To był prawdziwy piłkarski spektakl przy Bułgarskiej! Lech Poznań rozpoczął eliminacje do Ligi Mistrzów z przytupem, pokonując islandzki Breidablik Kopavogur aż 7:1 w pierwszym meczu drugiej rundy kwalifikacji. Kibice obejrzeli aż osiem bramek, cztery rzuty karne, czerwoną kartkę i hat-trick Mikaela Ishaka. Emocji nie brakowało ani przez chwilę.
"Kolejorz" potrzebował mocnego uderzenia po falstarcie w krajowych rozgrywkach - i je dostarczył. Już w 4. minucie Lech Poznań szybko objął prowadzenie i zaczął dominować.
W 32. minucie Mikael Ishak został sfaulowany przez Viktora Margeirssona - belgijski sędzia Jasper Vergoote najpierw pokazał żółtą kartkę, ale po konsultacji z VAR-em zmienił decyzję na czerwoną. Breidablik grał osłabiony, a to był dopiero początek problemów gości.
Chwilę później na listę strzelców wpisał się Joel Pereira, a przed przerwą Lech dołożył jeszcze dwa trafienia: kolejnego karnego Ishaka i piękne uderzenie Leo Bengtssona. Do szatni Lech schodził z prowadzeniem 5:1.
Po zmianie stron tempo nieco spadło, ale Lech wciąż kontrolował przebieg gry. W 78. minucie Filip Jagiełło uderzył z dystansu po koźle - piłka zaskoczyła bramkarza i wpadła do siatki.
W 85. minucie Mikael Ishak skompletował hat-tricka, po raz trzeci wykorzystując rzut karny. Tym razem faulował Aron Bjarnason, który przewrócił Pereirę w polu karnym.
Po efektownym zwycięstwie 7:1 "Kolejorz" może z dużym spokojem jechać na rewanż do Islandii, który odbędzie się 30 lipca. Zwycięzca tego dwumeczu zmierzy się w kolejnej rundzie z lepszym z pary Lincoln Red Imps - Crvena zvezda. Po pierwszym meczu bliżej awansu są Serbowie, którzy wygrali na wyjeździe 1:0.

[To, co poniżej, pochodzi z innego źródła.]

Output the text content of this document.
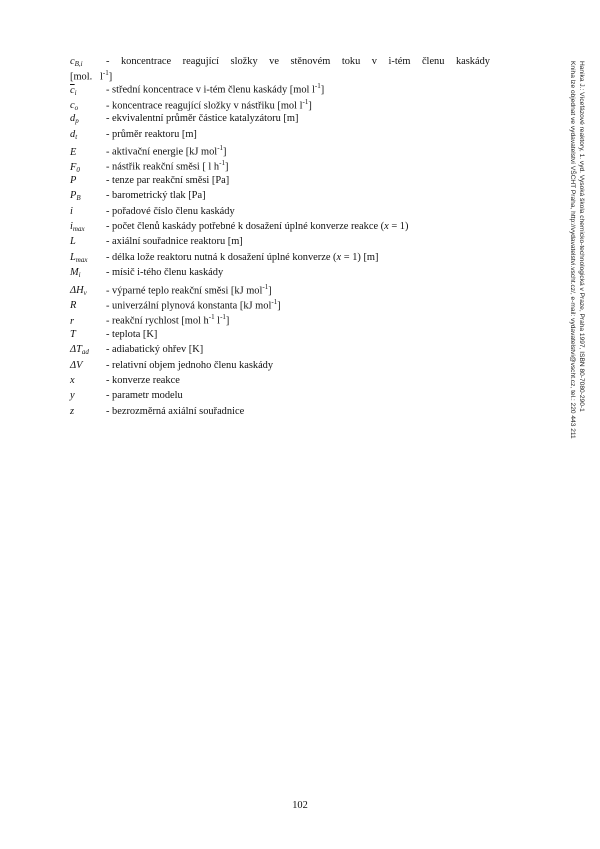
$c_{B,i}$	- koncentrace reagující složky ve stěnovém toku v i-tém členu kaskády
[mol.   $l^{-1}$]
$\overline{c}_i$	- střední koncentrace v i-tém členu kaskády [mol $l^{-1}$]
$c_o$	- koncentrace reagující složky v nástřiku [mol $l^{-1}$]
$d_p$	- ekvivalentní průměr částice katalyzátoru [m]
$d_t$	- průměr reaktoru [m]
E	- aktivační energie [kJ mol$^{-1}$]
$F_0$	- nástřik reakční směsi [ l $h^{-1}$]
P	- tenze par reakční směsi [Pa]
$P_B$	- barometrický tlak [Pa]
i	- pořadové číslo členu kaskády
$i_{max}$	- počet členů kaskády potřebné k dosažení úplné konverze reakce (x = 1)
L	- axiální souřadnice reaktoru [m]
$L_{max}$	- délka lože reaktoru nutná k dosažení úplné konverze (x = 1) [m]
$M_i$	- mísič i-tého členu kaskády
$\Delta H_v$	- výparné teplo reakční směsi [kJ mol$^{-1}$]
R	- univerzální plynová konstanta [kJ mol$^{-1}$]
r	- reakční rychlost [mol $h^{-1}$ $l^{-1}$]
T	- teplota [K]
$\Delta T_{ad}$	- adiabatický ohřev [K]
ΔV	- relativní objem jednoho členu kaskády
x	- konverze reakce
y	- parametr modelu
z	- bezrozměrná axiální souřadnice	Hanika J.: Vícefázové reaktory, 1. vyd. Vysoká škola chemicko-technologická v Praze, Praha 1997, ISBN 80-7080-290-1
Kniha lze objednat ve vydavatelství VŠCHT Praha, http://vydavatelstvi.vscht.cz/, e-mail: vydavatelstvi@vscht.cz, tel.: 220 443 211
102
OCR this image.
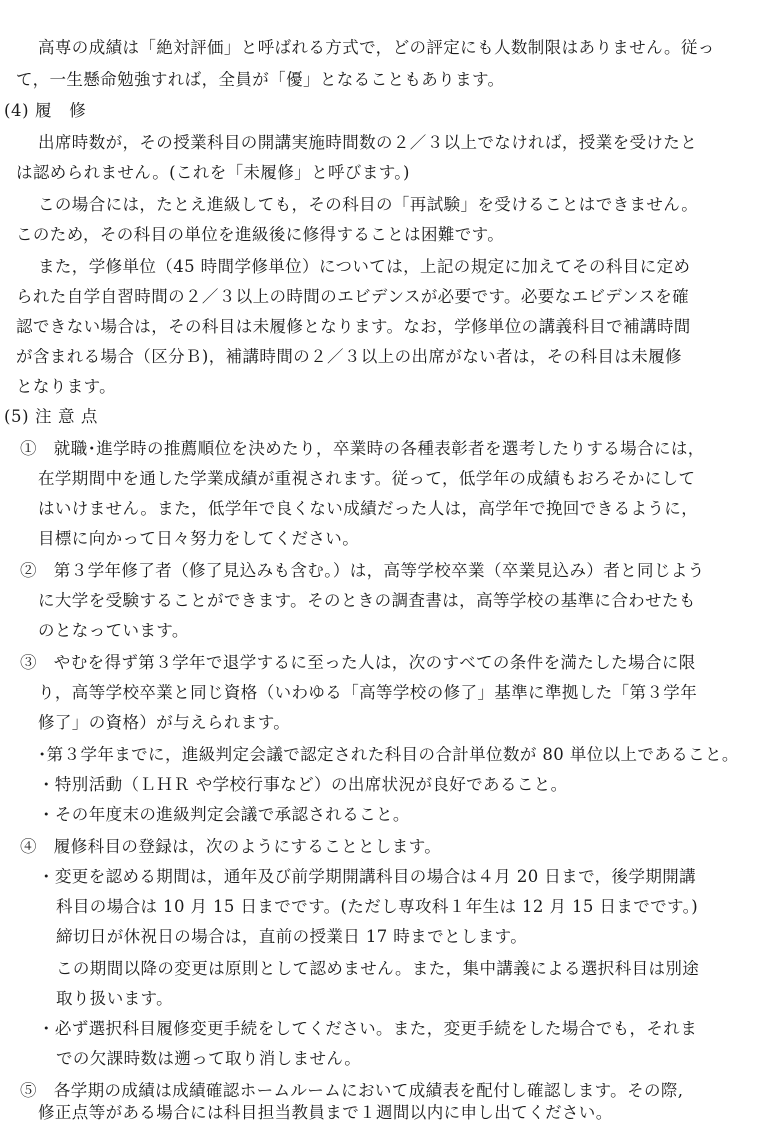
高専の成績は「絶対評価」と呼ばれる方式で，どの評定にも人数制限はありません。従っ

て，一生懸命勉強すれば，全員が「優」となることもあります。

(4) 履　修

出席時数が，その授業科目の開講実施時間数の２／３以上でなければ，授業を受けたと

は認められません。(これを「未履修」と呼びます。)

この場合には，たとえ進級しても，その科目の「再試験」を受けることはできません。

このため，その科目の単位を進級後に修得することは困難です。

また，学修単位（45 時間学修単位）については，上記の規定に加えてその科目に定め

られた自学自習時間の２／３以上の時間のエビデンスが必要です。必要なエビデンスを確

認できない場合は，その科目は未履修となります。なお，学修単位の講義科目で補講時間

が含まれる場合（区分Ｂ)，補講時間の２／３以上の出席がない者は，その科目は未履修

となります。

(5) 注 意 点

①　就職･進学時の推薦順位を決めたり，卒業時の各種表彰者を選考したりする場合には，

在学期間中を通した学業成績が重視されます。従って，低学年の成績もおろそかにして

はいけません。また，低学年で良くない成績だった人は，高学年で挽回できるように，

目標に向かって日々努力をしてください。

②　第３学年修了者（修了見込みも含む。）は，高等学校卒業（卒業見込み）者と同じよう

に大学を受験することができます。そのときの調査書は，高等学校の基準に合わせたも

のとなっています。

③　やむを得ず第３学年で退学するに至った人は，次のすべての条件を満たした場合に限

り，高等学校卒業と同じ資格（いわゆる「高等学校の修了」基準に準拠した「第３学年

修了」の資格）が与えられます。

･第３学年までに，進級判定会議で認定された科目の合計単位数が 80 単位以上であること。

・特別活動（ＬＨＲ や学校行事など）の出席状況が良好であること。

・その年度末の進級判定会議で承認されること。

④　履修科目の登録は，次のようにすることとします。

・変更を認める期間は，通年及び前学期開講科目の場合は４月 20 日まで，後学期開講

科目の場合は 10 月 15 日までです。(ただし専攻科１年生は 12 月 15 日までです。)

締切日が休祝日の場合は，直前の授業日 17 時までとします。

この期間以降の変更は原則として認めません。また，集中講義による選択科目は別途

取り扱います。

・必ず選択科目履修変更手続をしてください。また，変更手続をした場合でも，それま

での欠課時数は遡って取り消しません。

⑤　各学期の成績は成績確認ホームルームにおいて成績表を配付し確認します。その際,

修正点等がある場合には科目担当教員まで１週間以内に申し出てください。
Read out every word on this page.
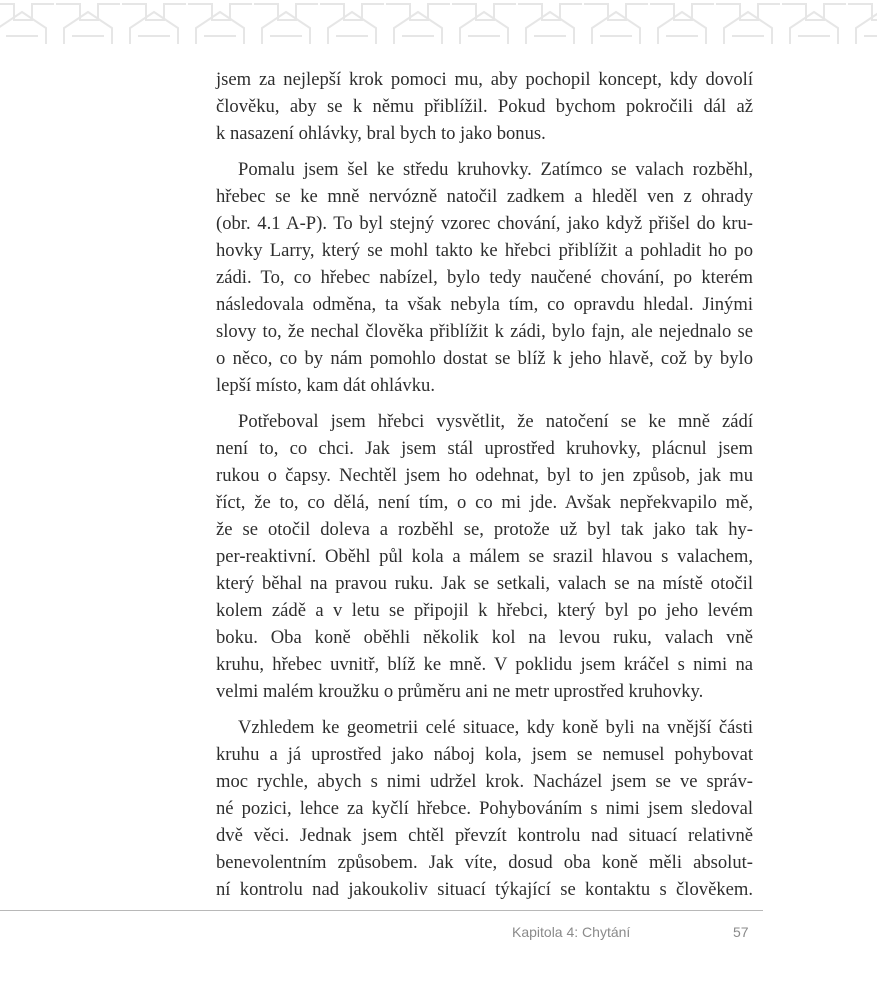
jsem za nejlepší krok pomoci mu, aby pochopil koncept, kdy dovolí
člověku, aby se k němu přiblížil. Pokud bychom pokročili dál až
k nasazení ohlávky, bral bych to jako bonus.

Pomalu jsem šel ke středu kruhovky. Zatímco se valach rozběhl,
hřebec se ke mně nervózně natočil zadkem a hleděl ven z ohrady
(obr. 4.1 A-P). To byl stejný vzorec chování, jako když přišel do kru-
hovky Larry, který se mohl takto ke hřebci přiblížit a pohladit ho po
zádi. To, co hřebec nabízel, bylo tedy naučené chování, po kterém
následovala odměna, ta však nebyla tím, co opravdu hledal. Jinými
slovy to, že nechal člověka přiblížit k zádi, bylo fajn, ale nejednalo se
o něco, co by nám pomohlo dostat se blíž k jeho hlavě, což by bylo
lepší místo, kam dát ohlávku.

Potřeboval jsem hřebci vysvětlit, že natočení se ke mně zádí
není to, co chci. Jak jsem stál uprostřed kruhovky, plácnul jsem
rukou o čapsy. Nechtěl jsem ho odehnat, byl to jen způsob, jak mu
říct, že to, co dělá, není tím, o co mi jde. Avšak nepřekvapilo mě,
že se otočil doleva a rozběhl se, protože už byl tak jako tak hy-
per-reaktivní. Oběhl půl kola a málem se srazil hlavou s valachem,
který běhal na pravou ruku. Jak se setkali, valach se na místě otočil
kolem zádě a v letu se připojil k hřebci, který byl po jeho levém
boku. Oba koně oběhli několik kol na levou ruku, valach vně
kruhu, hřebec uvnitř, blíž ke mně. V poklidu jsem kráčel s nimi na
velmi malém kroužku o průměru ani ne metr uprostřed kruhovky.

Vzhledem ke geometrii celé situace, kdy koně byli na vnější části
kruhu a já uprostřed jako náboj kola, jsem se nemusel pohybovat
moc rychle, abych s nimi udržel krok. Nacházel jsem se ve správ-
né pozici, lehce za kyčlí hřebce. Pohybováním s nimi jsem sledoval
dvě věci. Jednak jsem chtěl převzít kontrolu nad situací relativně
benevolentním způsobem. Jak víte, dosud oba koně měli absolut-
ní kontrolu nad jakoukoliv situací týkající se kontaktu s člověkem.

Kapitola 4: Chytání	57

Lech Poznań - Breidablik 7:1 (5:1)
Bramki:
- 1:0 Milić (4')
- 1:1 Gunnlaugsson (28', karny)
- 2:1 Ishak (37', karny)
- 3:1 Pereira (42')
- 4:1 Ishak (45+3', karny)
- 5:1 Bengtsson (45+6')
- 6:1 Jagiełło (78')
- 7:1 Ishak (85', karny)
Czerwona kartka:
- Margeirsson (32', Breidablik)
Żółte kartki:
- Jons, Bjarnason (Breidablik)
Sędzia: Jasper Vergoote (Belgia)
Widzów: 24 859
Lech udowodnił, że nie powiedział jeszcze ostatniego słowa w walce o Ligę Mistrzów. Taki mecz to nie tylko pokaz siły, ale też wyraźny sygnał: Kolejorz wrócił na właściwe tory!